Arnon Grunberg

Carpet

Challenge

On figments – Natasha Lehrer in TLS:

‘Cynthia Ozick, one of America’s greatest living authors, has produced a strange and compelling new novel called, somewhat impishly, Antiquities.’

(…)

‘It is 1949 and Lloyd Wilkinson Petrie is a retired lawyer living in an apartment in the shabbily refurbished buildings that once housed his New England prep school, along with a motley group of fellow trustees of the Temple Academy for Boys, “its various buildings having been converted for use in perpetuity as living quarters for the Trustees”. The institution’s final pupils departed thirty-four years earlier, when the school closed in the middle of the First World War. Now the building has been sold and the old men are to move on.’

(…)

‘Petrie’s linguistic pomposity (“I am told that I myself have a certain prowess in the writing of prose”) masks, or rather exposes, his deep sense of having lived a life of loss and failure, which he tries to untangle as he taps out his memoir on the Remington typewriter that once belonged to his beloved secretary and sometime mistress Peg “(now deceased)”. The most significant event of his childhood took place before he was born, when his newly married father abandoned his bride and career in the law and headed for Egypt to join a dig led by his distant cousin Sir Flinders Petrie, the real-life archaeologist who gave his name to the Petrie Museum in University College London.
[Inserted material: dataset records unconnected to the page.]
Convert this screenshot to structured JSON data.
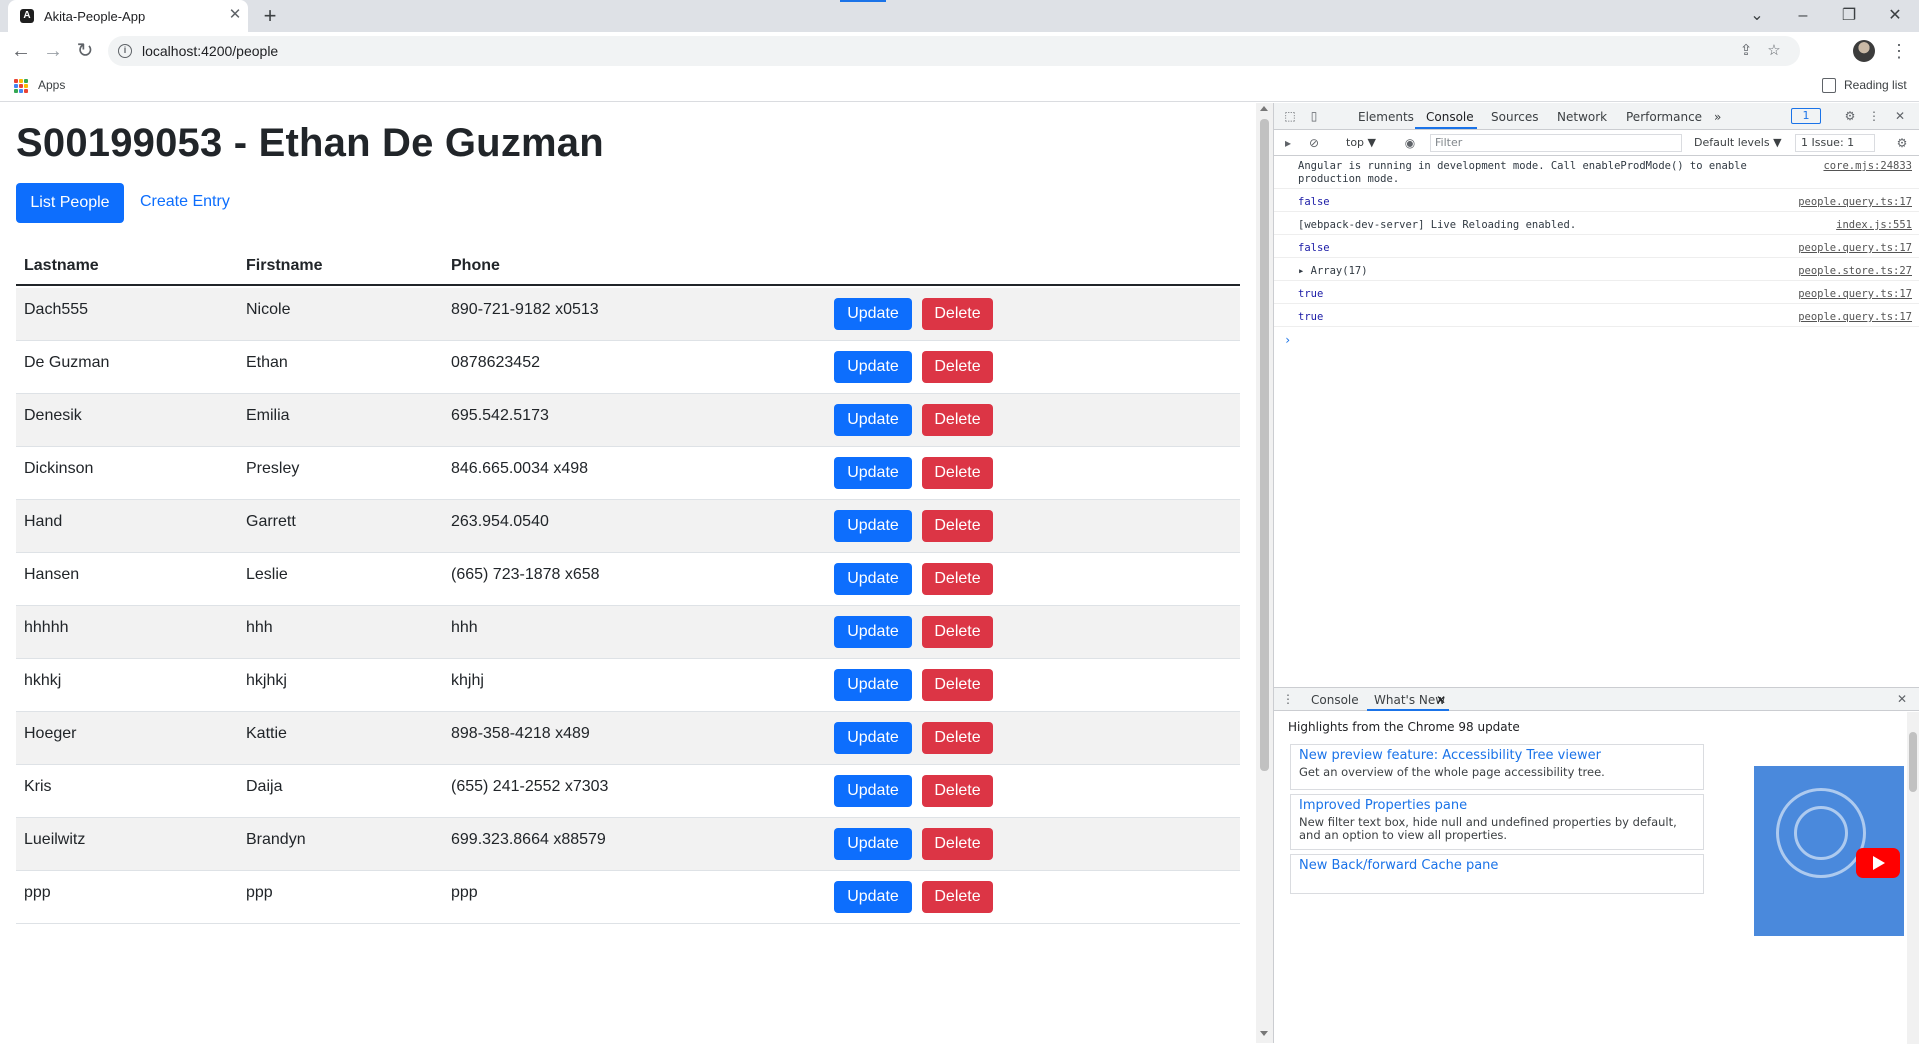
{
  "browser": {
    "tab_title": "Akita-People-App",
    "tab_favicon": "A",
    "url": "localhost:4200/people",
    "bookmarks": {
      "apps_label": "Apps",
      "reading_list_label": "Reading list"
    },
    "icons": {
      "close": "✕",
      "new_tab": "+",
      "back": "←",
      "forward": "→",
      "reload": "↻",
      "tab_search": "⌄",
      "minimize": "–",
      "restore": "❐",
      "window_close": "✕",
      "share": "⇪",
      "star": "☆",
      "menu": "⋮",
      "info": "i"
    }
  },
  "app": {
    "title": "S00199053 - Ethan De Guzman",
    "nav": {
      "list_people": "List People",
      "create_entry": "Create Entry"
    },
    "table": {
      "headers": {
        "lastname": "Lastname",
        "firstname": "Firstname",
        "phone": "Phone"
      },
      "update_label": "Update",
      "delete_label": "Delete",
      "rows": [
        {
          "lastname": "Dach555",
          "firstname": "Nicole",
          "phone": "890-721-9182 x0513"
        },
        {
          "lastname": "De Guzman",
          "firstname": "Ethan",
          "phone": "0878623452"
        },
        {
          "lastname": "Denesik",
          "firstname": "Emilia",
          "phone": "695.542.5173"
        },
        {
          "lastname": "Dickinson",
          "firstname": "Presley",
          "phone": "846.665.0034 x498"
        },
        {
          "lastname": "Hand",
          "firstname": "Garrett",
          "phone": "263.954.0540"
        },
        {
          "lastname": "Hansen",
          "firstname": "Leslie",
          "phone": "(665) 723-1878 x658"
        },
        {
          "lastname": "hhhhh",
          "firstname": "hhh",
          "phone": "hhh"
        },
        {
          "lastname": "hkhkj",
          "firstname": "hkjhkj",
          "phone": "khjhj"
        },
        {
          "lastname": "Hoeger",
          "firstname": "Kattie",
          "phone": "898-358-4218 x489"
        },
        {
          "lastname": "Kris",
          "firstname": "Daija",
          "phone": "(655) 241-2552 x7303"
        },
        {
          "lastname": "Lueilwitz",
          "firstname": "Brandyn",
          "phone": "699.323.8664 x88579"
        },
        {
          "lastname": "ppp",
          "firstname": "ppp",
          "phone": "ppp"
        }
      ]
    }
  },
  "devtools": {
    "tabs": [
      "Elements",
      "Console",
      "Sources",
      "Network",
      "Performance"
    ],
    "more_tabs": "»",
    "issue_badge": "1",
    "context": "top ▼",
    "filter_placeholder": "Filter",
    "levels": "Default levels ▼",
    "issues_button": "1 Issue: 1",
    "logs": [
      {
        "msg": "Angular is running in development mode. Call enableProdMode() to enable\nproduction mode.",
        "src": "core.mjs:24833",
        "kind": "text"
      },
      {
        "msg": "false",
        "src": "people.query.ts:17",
        "kind": "bool"
      },
      {
        "msg": "[webpack-dev-server] Live Reloading enabled.",
        "src": "index.js:551",
        "kind": "text"
      },
      {
        "msg": "false",
        "src": "people.query.ts:17",
        "kind": "bool"
      },
      {
        "msg": "▸ Array(17)",
        "src": "people.store.ts:27",
        "kind": "text"
      },
      {
        "msg": "true",
        "src": "people.query.ts:17",
        "kind": "bool"
      },
      {
        "msg": "true",
        "src": "people.query.ts:17",
        "kind": "bool"
      }
    ],
    "prompt": "›",
    "drawer": {
      "tabs": [
        "Console",
        "What's New"
      ],
      "header": "Highlights from the Chrome 98 update",
      "cards": [
        {
          "title": "New preview feature: Accessibility Tree viewer",
          "desc": "Get an overview of the whole page accessibility tree."
        },
        {
          "title": "Improved Properties pane",
          "desc": "New filter text box, hide null and undefined properties by default, and an option to view all properties."
        },
        {
          "title": "New Back/forward Cache pane",
          "desc": ""
        }
      ]
    },
    "colors": {
      "accent": "#1a73e8"
    }
  },
  "colors": {
    "primary": "#0d6efd",
    "danger": "#dc3545",
    "text": "#212529"
  }
}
Lloyd Petrie has lived his entire life, it seems, in thrall to the sense that his father, and thus he, was adjacent to “this extraordinary man”. By the time he was born, the only trace that remained of his father’s brief escape from his bourgeois existence were some ancient Egyptian artefacts, including a beautiful gold ring in the shape of a scarab, which his mother never wore, and a strange bird-shaped vase that Petrie calls a “beaker”.’

(…)

‘Ben-Zion, it turns out, is the true subject of Petrie’s memoir, as he tries to recall the very words in which the Jewish boy made his “deposition” – the curious account of his descent from the ancient, stork- worshipping Jews of Egypt’s Elephantine Island, who had, as Ben-Zion claimed, “been made to disappear” from history.
It is not so much his unsettling homoerotic memories of one afternoon in Ben-Zion’s room, or the boy’s mysterious claims about his antique-trading parents (on a lifelong quest for one particular piece), that come to obsess Petrie in his old age as the way the older boy simply disappeared. Several years later, Petrie tried to find some trace of Ben-Zion through the charity he claimed had brought him to the school, but he found nothing. This is the mystery at the heart of Antiquities: not “who was this boy” but simply “was this boy?” He is as resistant to interpretation as Henry James’s figure in the carpet. Might the most remarkable person Petrie ever met perhaps have been no more than the figment of a lonely child’s imagination, his Jewishness a taunt or a challenge to Petrie’s complacent antisemitism, offering the possibility of escape to another world, as his father had glimpsed before him?’

Read the review here.

If we live in our fantasy, and I believe mostly we do, it’s probably unavoidable that our own past consists above all of figments of imagination.

A balmy afternoon, the possibility of an adventure, the suspicion that the most important events of your life took place before your birth.
In other words: how to cope with your unlived lives and the unlived lives of your parents.